A set of simple functions for visualizing decision tree partitions in R with ggplot2.
This package is not yet on CRAN, but can be installed from GitHub with:
# install.packages("remotes")
remotes::install_github("grantmcdermott/parttree")
The main function that users will interact with is geom_parttree()
.
Here’s a simple example.
library(parttree)
library(rpart)
library(ggplot2)
iris_tree = rpart(Species ~ Petal.Length + Petal.Width, data=iris)
## Let's construct a scatterplot of the original iris data
p = ggplot(data = iris, aes(x=Petal.Length, y=Petal.Width)) +
geom_point(aes(col=Species))
## We now add the partitions with geom_parttree()
p +
geom_parttree(data = iris_tree, aes(fill=Species), alpha = 0.1) +
labs(caption = "Note: Points denote observed data. Shaded regions denote tree predictions.") +
theme_minimal()
Currently, the package only works with decision trees created by the
rpart
package. However, it does support other front-end modes that call
rpart::rpart()
as the underlying engine; in particular the
parsnip and
mlr3 packages. Here’s an example with
the former.
library(parsnip)
library(titanic) ## Just for a different data set
set.seed(123) ## For consistent jitter
titanic_train$Survived = as.factor(titanic_train$Survived)
## Build our tree using parsnip (but with rpart as the model engine)
ti_tree =
decision_tree() %>%
set_engine("rpart") %>%
set_mode("classification") %>%
fit(Survived ~ Pclass + Age, data = titanic_train)
## Plot the data and model partitions
titanic_train %>%
ggplot(aes(x=Pclass, y=Age)) +
geom_jitter(aes(col=Survived), alpha=0.7) +
geom_parttree(data = ti_tree, aes(fill=Survived), alpha = 0.1) +
theme_minimal()
#> Warning: Removed 177 rows containing missing values (geom_point).
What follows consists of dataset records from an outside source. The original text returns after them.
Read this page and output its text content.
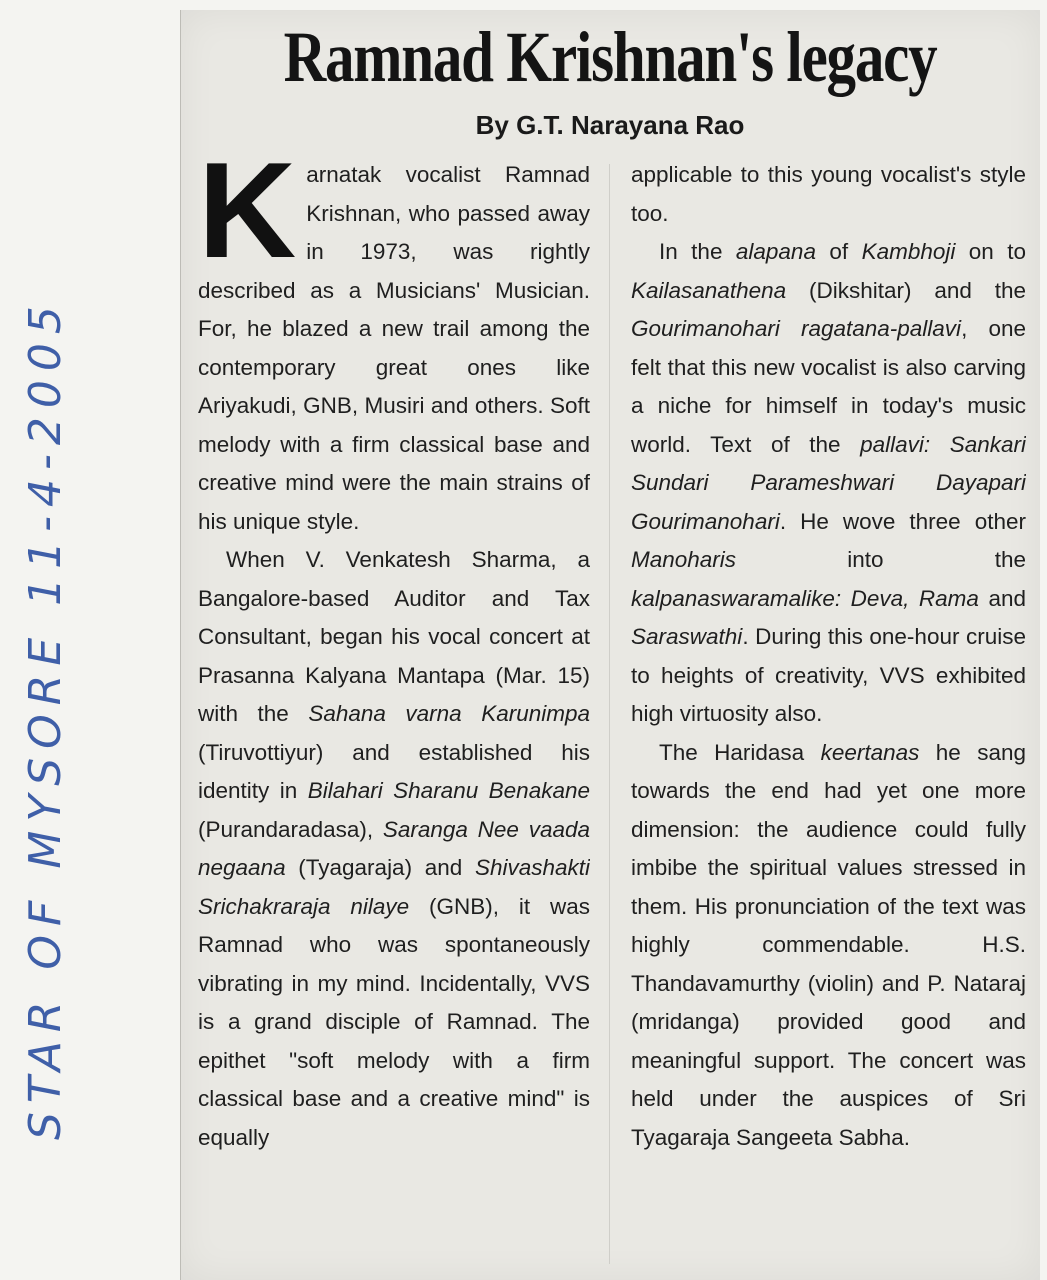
Ramnad Krishnan's legacy
By G.T. Narayana Rao
K arnatak vocalist Ramnad Krishnan, who passed away in 1973, was rightly described as a Musicians' Musician. For, he blazed a new trail among the contemporary great ones like Ariyakudi, GNB, Musiri and others. Soft melody with a firm classical base and creative mind were the main strains of his unique style.

When V. Venkatesh Sharma, a Bangalore-based Auditor and Tax Consultant, began his vocal concert at Prasanna Kalyana Mantapa (Mar. 15) with the Sahana varna Karunimpa (Tiruvottiyur) and established his identity in Bilahari Sharanu Benakane (Purandaradasa), Saranga Nee vaada negaana (Tyagaraja) and Shivashakti Srichakraraja nilaye (GNB), it was Ramnad who was spontaneously vibrating in my mind. Incidentally, VVS is a grand disciple of Ramnad. The epithet "soft melody with a firm classical base and a creative mind" is equally

applicable to this young vocalist's style too.

In the alapana of Kambhoji on to Kailasanathena (Dikshitar) and the Gourimanohari ragatana-pallavi, one felt that this new vocalist is also carving a niche for himself in today's music world. Text of the pallavi: Sankari Sundari Parameshwari Dayapari Gourimanohari. He wove three other Manoharis into the kalpanaswaramalike: Deva, Rama and Saraswathi. During this one-hour cruise to heights of creativity, VVS exhibited high virtuosity also.

The Haridasa keertanas he sang towards the end had yet one more dimension: the audience could fully imbibe the spiritual values stressed in them. His pronunciation of the text was highly commendable. H.S. Thandavamurthy (violin) and P. Nataraj (mridanga) provided good and meaningful support. The concert was held under the auspices of Sri Tyagaraja Sangeeta Sabha.

STAR OF MYSORE 11-4-2005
Underneath the hood, geom_parttree()
is calling the companion
parttree()
function, which coerces the rpart tree object into a
data frame that is easily understood by ggplot2. For example,
consider again the “iris_tree” model from earlier. Here’s the print
output of the raw model.
iris_tree
#> n= 150
#>
#> node), split, n, loss, yval, (yprob)
#> * denotes terminal node
#>
#> 1) root 150 100 setosa (0.33333333 0.33333333 0.33333333)
#> 2) Petal.Length< 2.45 50 0 setosa (1.00000000 0.00000000 0.00000000) *
#> 3) Petal.Length>=2.45 100 50 versicolor (0.00000000 0.50000000 0.50000000)
#> 6) Petal.Width< 1.75 54 5 versicolor (0.00000000 0.90740741 0.09259259) *
#> 7) Petal.Width>=1.75 46 1 virginica (0.00000000 0.02173913 0.97826087) *
And here’s what we get after we feed it to parttree()
.
parttree(iris_tree)
#> node Species path xmin xmax ymin
#> 1 2 setosa Petal.Length < 2.45 -Inf 2.45 -Inf
#> 2 6 versicolor Petal.Length >= 2.45 --> Petal.Width < 1.75 2.45 Inf -Inf
#> 3 7 virginica Petal.Length >= 2.45 --> Petal.Width >= 1.75 2.45 Inf 1.75
#> ymax
#> 1 Inf
#> 2 1.75
#> 3 Inf
Again, the resulting data frame is designed to be amenable to a
ggplot2 geom layer, with columns like xmin
, xmax
, etc.
specifying aesthetics that ggplot2 recognises. (Fun fact:
geom_parttree()
is really just a thin wrapper around geom_rect()
.)
The goal of the package is to abstract away these kinds of details from
the user, so we can just specify geom_parttree()
— with a valid tree
object as the data input — and be done with it. However, while this
generally works well, it can sometimes lead to unexpected behaviour in
terms of plot orientation. That’s because it’s hard to guess ahead of
time what the user will specify as the x and y variables (i.e. axes) in
their other plot layers. To see what I mean, let’s redo our iris plot
from earlier, but this time switch the axes in the main ggplot()
call.
iris %>%
ggplot(aes(x=Petal.Width, y=Petal.Length)) + ## Changed!
geom_point(aes(col=Species)) +
geom_parttree(data = iris_tree, aes(fill=Species), alpha = 0.1) +
labs(
title = "Oops!",
caption = "Looks like a mismatch between our x and y axes...") +
theme_minimal()
Normally, this kind of orientation mismatch should be pretty easy to recognize (as is the case here). But it’s admittedly annoying. I’ll try to add better support for catching/avoiding these kinds of errors in a future update, but as of the moment: caveat emptor.